The course in Practical Cookery is designed to offer development of practical skills and understanding appropriate to food preparation and cookery. It will enable candidates to:

• develop their practical cooking skills

• further develop their skills in the use of culinary equipment

• amend and adapt recipes

• practise their numeracy skills through food costing

• develop an awareness of international cuisine

The course has been designed primarily as a practical course and aims to provide the development of techniques and skills required for food production appropriate to domestic and hospitality situations.
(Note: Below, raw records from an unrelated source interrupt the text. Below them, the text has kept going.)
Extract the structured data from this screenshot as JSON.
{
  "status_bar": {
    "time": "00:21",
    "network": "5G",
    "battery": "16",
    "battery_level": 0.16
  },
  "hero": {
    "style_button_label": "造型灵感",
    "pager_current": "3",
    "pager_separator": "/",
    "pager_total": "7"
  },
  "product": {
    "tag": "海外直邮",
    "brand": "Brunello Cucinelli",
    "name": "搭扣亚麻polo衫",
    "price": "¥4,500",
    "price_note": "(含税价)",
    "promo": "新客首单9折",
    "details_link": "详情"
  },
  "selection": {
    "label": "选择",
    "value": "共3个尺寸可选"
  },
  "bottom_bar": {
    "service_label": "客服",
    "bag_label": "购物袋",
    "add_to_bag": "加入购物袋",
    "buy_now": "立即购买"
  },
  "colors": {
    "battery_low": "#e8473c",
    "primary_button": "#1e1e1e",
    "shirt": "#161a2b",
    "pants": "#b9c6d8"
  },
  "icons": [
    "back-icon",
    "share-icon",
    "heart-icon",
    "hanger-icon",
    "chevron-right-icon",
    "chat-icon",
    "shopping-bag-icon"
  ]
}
The aims include:

• the development of practical skills and associated underpinning knowledge

• the development of an awareness of how recipes can be adapted to produce healthier dishes

• an insight into the potential of preparing selected international dishes

The benefit of achieving this course award is best summed up as follows:

• the practical nature of all the units contained within the course provides the development of craft and practical skills

• the recommended integrated approach within and across units provides an insight into working within the food production section of the hospitality industry where many processes happen simultaneously

• the course encourages the development of research and information seeking skills and puts the results gained into practice

• the course helps to develop numeracy, communication and planning skills

 

 

 

COURSE CONTENT

 

 

 

Practical Cookery Skills for the Hospitality Industry (Intermediate 2)

 

 

 

Selection of appropriate techniques and equipment for different dishes ie:

Preparation techniques used:

• Blanch, skin, segment, fold, blend, strain, chop, dice, puree, pass, marinate, assemble, knead, rub in.

Equipment used as required and appropriate for the above techniques.

Knowledge and application of the following culinary terms:

• Macedoine, jardiniere, julienne, paysanne, brunoise.

Knowledge and application of a range of wet and dry cookery processes.